# Skeeter-Subday



## Steelhead Fever (Dec 31, 2009)

I think were headed to skeeter tomorrow.Not sure what exact time...Im sure between 7-9.....Anyone going? There will be me(small dude) and dad(big guy)...no shanty....Cant wait to use the vexilar and the new "toys" LOL...See ya on the ice....S.f.....


----------



## Jigging Jim (Apr 3, 2010)

Good luck - and be safe!


----------



## tomb (Oct 9, 2004)

We'll be out on the south end somewhere. North end hasn't been good to us so far.


----------



## Steelhead Fever (Dec 31, 2009)

ok guys well be oout there "somewhere" as well


----------



## Steelhead Fever (Dec 31, 2009)

1st off---I LOVE THE VEXILAR:bananajump::bananajump::bananajump:.....IT is such an awesome tool...we wanted to get some gills as we were about 1/2 to where we wanted to fish and all of a sudden we hear a crack coming...it went right in between me and my dad and we were high tailing our a$$ es out of there!!lol we ended up going to 305....my dad pulled out the victory between us lol...he pulled a crappie real quick,and it was a keeper....right after that he got a huge bass...he said it was one of his biggest from MOSQUITO...all time...and his 1st through the ice...after that we got nothing....we got cold and called it.....it was still a good day however......s.f.


----------



## Steelhead Fever (Dec 31, 2009)

heres the nice bass!!


----------



## allwayzfishin (Apr 30, 2008)

nice fish guys!!! that vex should put more and more big fish on the ice as the season progresses. great job


----------



## BIGDADDYDB (Jul 1, 2006)

I know it's super scary but that is actually the lake making ice. Colder it is, the more ice it makes and the scarier it is! Especially when you are on super clear ice.


----------



## fish master (Dec 24, 2005)

i dont mind the cracking its the shifting and dropping that still gets me,north end of skeeter is good fer that when the pressure crack splits,last year it happend and the gps moved 3 feet felt real weird to.


Steelhead Fever said:


> 1st off---I LOVE THE VEXILAR:bananajump::bananajump::bananajump:.....IT is such an awesome tool...we wanted to get some gills as we were about 1/2 to where we wanted to fish and all of a sudden we hear a crack coming...it went right in between me and my dad and we were high tailing our a$$ es out of there!!lol we ended up going to 305....my dad pulled out the victory between us lol...he pulled a crappie real quick,and it was a keeper....right after that he got a huge bass...he said it was one of his biggest from MOSQUITO...all time...and his 1st through the ice...after that we got nothing....we got cold and called it.....it was still a good day however......s.f.


----------



## Steelhead Fever (Dec 31, 2009)

that is what I thought but we were still freaked out lol...we are fairly new to this "addiction" so we just got out...the ice there was all completely clear 3.5-4 in. so Im sure thats what it was....thanks guys.....


----------



## MuskieManOhio (Jun 29, 2008)

steelhead what did you guys get em on if you dont mind telling me im new to this stuff!!!


----------



## Steelhead Fever (Dec 31, 2009)

the two fish came on a sonar with a minnow head...


----------



## nixmkt (Mar 4, 2008)

BIGDADDYDB said:


> I know it's super scary but that is actually the lake making ice. Colder it is, the more ice it makes and the scarier it is! Especially when you are on super clear ice.
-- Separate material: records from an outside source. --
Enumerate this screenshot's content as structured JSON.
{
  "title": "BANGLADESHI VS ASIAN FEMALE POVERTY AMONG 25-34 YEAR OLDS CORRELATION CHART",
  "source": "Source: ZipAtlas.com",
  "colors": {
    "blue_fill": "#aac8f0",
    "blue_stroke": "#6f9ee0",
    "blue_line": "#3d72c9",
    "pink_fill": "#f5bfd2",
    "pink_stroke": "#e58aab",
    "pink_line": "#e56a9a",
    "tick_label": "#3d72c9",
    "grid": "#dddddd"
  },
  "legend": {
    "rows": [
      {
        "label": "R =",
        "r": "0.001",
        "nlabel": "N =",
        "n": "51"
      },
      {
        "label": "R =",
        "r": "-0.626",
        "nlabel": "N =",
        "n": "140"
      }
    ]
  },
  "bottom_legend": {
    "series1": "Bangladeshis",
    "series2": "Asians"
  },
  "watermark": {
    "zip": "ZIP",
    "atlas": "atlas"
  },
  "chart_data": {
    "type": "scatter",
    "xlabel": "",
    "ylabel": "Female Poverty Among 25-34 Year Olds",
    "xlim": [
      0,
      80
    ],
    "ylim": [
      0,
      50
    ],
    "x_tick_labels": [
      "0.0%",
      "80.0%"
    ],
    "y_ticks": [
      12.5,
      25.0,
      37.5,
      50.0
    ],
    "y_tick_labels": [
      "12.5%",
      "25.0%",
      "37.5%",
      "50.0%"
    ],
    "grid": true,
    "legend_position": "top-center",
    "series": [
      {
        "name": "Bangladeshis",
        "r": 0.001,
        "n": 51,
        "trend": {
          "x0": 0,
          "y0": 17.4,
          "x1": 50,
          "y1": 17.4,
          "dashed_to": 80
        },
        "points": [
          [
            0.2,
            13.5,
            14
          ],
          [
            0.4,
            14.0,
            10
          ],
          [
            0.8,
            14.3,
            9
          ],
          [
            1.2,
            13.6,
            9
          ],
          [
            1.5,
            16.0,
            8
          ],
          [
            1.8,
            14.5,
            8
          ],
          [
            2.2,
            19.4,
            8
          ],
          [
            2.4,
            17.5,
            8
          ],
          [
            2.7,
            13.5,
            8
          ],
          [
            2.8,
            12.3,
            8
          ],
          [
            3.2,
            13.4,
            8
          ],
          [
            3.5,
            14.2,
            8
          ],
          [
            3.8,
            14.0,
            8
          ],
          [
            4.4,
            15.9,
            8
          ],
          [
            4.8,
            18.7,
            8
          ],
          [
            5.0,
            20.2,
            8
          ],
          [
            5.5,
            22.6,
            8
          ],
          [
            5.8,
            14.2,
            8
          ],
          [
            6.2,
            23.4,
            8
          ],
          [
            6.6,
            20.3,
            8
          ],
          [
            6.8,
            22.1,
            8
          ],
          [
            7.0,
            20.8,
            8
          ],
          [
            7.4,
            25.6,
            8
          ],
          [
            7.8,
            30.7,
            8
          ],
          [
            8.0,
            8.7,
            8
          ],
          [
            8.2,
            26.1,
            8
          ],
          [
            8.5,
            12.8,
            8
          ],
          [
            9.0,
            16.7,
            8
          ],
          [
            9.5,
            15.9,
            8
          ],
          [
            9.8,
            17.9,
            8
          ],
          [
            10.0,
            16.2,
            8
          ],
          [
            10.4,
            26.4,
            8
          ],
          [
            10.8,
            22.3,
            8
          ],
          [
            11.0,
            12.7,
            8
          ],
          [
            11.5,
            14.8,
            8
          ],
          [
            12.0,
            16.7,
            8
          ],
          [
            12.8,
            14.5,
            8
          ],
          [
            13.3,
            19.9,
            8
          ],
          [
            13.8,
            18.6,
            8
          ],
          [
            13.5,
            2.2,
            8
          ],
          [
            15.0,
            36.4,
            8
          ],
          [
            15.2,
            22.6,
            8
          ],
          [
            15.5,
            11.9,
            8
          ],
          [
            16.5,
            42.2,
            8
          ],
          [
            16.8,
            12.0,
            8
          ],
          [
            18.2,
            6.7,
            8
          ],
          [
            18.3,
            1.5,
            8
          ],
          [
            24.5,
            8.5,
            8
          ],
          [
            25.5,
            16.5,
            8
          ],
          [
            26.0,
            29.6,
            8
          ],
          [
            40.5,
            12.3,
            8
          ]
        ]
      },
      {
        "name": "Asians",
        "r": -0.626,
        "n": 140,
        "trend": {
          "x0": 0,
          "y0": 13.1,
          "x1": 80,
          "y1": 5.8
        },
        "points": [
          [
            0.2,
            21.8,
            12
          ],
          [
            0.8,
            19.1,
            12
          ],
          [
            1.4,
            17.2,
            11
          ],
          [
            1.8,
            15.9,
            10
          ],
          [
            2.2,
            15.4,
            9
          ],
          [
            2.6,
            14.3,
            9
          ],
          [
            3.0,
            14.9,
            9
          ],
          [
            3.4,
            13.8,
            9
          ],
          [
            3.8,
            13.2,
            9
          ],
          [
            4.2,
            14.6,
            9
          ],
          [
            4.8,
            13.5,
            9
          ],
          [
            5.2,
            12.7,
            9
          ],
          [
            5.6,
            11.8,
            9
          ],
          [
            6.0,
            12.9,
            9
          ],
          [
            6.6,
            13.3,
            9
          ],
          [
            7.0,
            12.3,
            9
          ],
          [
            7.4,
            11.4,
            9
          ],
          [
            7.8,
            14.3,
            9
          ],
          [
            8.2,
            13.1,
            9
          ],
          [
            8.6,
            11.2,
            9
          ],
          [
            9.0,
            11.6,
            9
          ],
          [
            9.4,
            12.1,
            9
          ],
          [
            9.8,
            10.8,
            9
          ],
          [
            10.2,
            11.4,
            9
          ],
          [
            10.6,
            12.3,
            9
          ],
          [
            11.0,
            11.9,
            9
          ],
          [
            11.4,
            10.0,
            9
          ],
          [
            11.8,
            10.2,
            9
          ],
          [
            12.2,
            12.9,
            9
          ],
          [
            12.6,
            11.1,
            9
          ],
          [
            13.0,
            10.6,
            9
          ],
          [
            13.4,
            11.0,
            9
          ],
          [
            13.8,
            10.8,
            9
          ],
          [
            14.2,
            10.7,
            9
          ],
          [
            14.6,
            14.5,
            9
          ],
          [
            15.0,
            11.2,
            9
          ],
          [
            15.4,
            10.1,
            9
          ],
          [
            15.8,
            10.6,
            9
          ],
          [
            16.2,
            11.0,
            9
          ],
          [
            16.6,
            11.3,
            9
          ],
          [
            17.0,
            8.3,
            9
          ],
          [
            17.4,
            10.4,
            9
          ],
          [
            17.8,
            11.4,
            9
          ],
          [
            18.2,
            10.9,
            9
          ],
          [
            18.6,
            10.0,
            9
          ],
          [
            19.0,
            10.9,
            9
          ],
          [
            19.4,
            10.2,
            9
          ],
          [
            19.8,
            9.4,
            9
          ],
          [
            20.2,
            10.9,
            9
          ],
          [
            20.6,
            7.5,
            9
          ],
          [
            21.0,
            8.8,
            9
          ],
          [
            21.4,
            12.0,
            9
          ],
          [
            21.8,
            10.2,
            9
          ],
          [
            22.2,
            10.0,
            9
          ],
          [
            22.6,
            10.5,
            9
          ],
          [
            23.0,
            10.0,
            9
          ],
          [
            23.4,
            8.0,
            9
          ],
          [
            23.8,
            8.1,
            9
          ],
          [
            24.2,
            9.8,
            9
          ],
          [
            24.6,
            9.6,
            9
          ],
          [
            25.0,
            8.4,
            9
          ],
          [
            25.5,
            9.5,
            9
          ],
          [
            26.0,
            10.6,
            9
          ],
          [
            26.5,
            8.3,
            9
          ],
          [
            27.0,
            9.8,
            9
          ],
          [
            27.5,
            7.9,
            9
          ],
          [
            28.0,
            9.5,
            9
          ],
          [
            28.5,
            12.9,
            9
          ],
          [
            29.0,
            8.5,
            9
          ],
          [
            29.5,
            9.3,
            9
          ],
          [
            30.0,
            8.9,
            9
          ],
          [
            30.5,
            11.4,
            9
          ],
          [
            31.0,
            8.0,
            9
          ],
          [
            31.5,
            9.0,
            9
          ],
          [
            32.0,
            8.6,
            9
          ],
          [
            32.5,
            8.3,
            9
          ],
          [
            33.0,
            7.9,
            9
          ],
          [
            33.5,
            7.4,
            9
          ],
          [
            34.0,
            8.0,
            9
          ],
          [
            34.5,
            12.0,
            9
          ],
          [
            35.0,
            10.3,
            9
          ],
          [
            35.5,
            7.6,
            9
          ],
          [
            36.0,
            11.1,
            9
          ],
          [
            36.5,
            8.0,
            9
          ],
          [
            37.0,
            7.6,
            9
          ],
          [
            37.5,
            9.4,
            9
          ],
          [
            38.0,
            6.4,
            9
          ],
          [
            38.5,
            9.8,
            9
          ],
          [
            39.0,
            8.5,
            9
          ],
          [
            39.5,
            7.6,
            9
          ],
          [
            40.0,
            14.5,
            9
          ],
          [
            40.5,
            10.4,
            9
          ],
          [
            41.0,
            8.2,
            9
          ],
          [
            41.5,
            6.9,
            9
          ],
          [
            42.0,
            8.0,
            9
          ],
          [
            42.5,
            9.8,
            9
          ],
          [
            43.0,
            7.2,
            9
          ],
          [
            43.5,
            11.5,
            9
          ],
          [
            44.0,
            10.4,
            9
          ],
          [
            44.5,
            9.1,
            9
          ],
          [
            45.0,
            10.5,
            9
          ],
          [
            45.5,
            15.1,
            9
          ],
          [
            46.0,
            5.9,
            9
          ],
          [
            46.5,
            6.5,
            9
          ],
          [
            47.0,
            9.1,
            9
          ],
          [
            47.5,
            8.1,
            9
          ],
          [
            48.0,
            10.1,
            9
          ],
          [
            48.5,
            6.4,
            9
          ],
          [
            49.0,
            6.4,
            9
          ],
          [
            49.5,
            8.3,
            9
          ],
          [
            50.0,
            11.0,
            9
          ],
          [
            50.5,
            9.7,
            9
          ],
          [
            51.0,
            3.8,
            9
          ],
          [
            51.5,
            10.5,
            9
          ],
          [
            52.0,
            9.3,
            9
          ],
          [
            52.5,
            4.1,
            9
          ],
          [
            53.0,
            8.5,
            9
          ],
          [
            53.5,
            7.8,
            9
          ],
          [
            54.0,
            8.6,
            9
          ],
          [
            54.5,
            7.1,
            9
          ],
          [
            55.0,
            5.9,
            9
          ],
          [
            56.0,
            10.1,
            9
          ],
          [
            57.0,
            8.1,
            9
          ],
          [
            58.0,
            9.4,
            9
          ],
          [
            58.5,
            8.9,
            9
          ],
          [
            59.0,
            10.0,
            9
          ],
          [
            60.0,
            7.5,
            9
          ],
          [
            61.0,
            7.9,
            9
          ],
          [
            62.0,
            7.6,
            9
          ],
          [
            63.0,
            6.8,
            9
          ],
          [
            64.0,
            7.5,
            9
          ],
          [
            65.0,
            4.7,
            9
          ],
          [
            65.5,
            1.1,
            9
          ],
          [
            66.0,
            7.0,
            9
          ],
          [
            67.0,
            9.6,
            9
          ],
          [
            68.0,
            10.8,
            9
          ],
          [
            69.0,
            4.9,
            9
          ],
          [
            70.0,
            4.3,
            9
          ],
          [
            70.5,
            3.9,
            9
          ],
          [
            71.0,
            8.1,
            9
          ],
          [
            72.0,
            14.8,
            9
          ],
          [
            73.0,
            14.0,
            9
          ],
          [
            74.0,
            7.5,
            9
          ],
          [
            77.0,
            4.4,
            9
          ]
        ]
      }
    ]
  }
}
And its even more "fun" at night. 

Nice fish S.F.!


----------



## Eliminator (Aug 26, 2006)

Yep, below 30 degrees = cracks good

above 32 degrees = cracks bad

But..... you can never be too cautious out there.


----------



## MuskieManOhio (Jun 29, 2008)

Steelhead Fever said:


> the two fish came on a sonar with a minnow head...


Thank you steel greatly appeciated!


----------



## Steelhead Fever (Dec 31, 2009)

MuskieManOhio said:


> Thank you steel greatly appeciated!


no problem..anytime!!....when are you planning on heading out?

and yes...that is what I have heard...we just have to "get over the fear factor" lol


----------



## tomb (Oct 9, 2004)

Good to see you guys got a couple fish S.F. Unfortunately southend wasn't much better for us than north. Only one or two fish each for us on #2 orange jigging raps, #2 nickel swedish pimples and #5 blue swedish pimples. mix of walleyes and crappies. A friends' grandson pulled his first eye----a nice 23.5 incher.


Ice was 5"-11" everywhere I checked. Had large 1"-3" thick sections of ice floating under us throughout the day. Had to break them up and push them on their way periodically.


----------



## jiggin'fool (Dec 18, 2005)

> Yep, below 30 degrees = cracks good
> 
> above 32 degrees = cracks bad
> 
> But..... you can never be too cautious out there.


2-3 inches of ice = cracks bad


----------



## Steelhead Fever (Dec 31, 2009)

jiggin'fool said:


> 2-3 inches of ice = cracks bad


thats what we were thinking because there was about 3.5-4 in.


----------



## MuskieManOhio (Jun 29, 2008)

Steelhead Fever said:


> no problem..anytime!!....when are you planning on heading out?
> 
> and yes...that is what I have heard...we just have to "get over the fear factor" lol


idk hopefully tomorrow sometime


----------



## Steelhead Fever (Dec 31, 2009)

MuskieManOhio said:


> idk hopefully tomorrow sometime


let us know how you do...


----------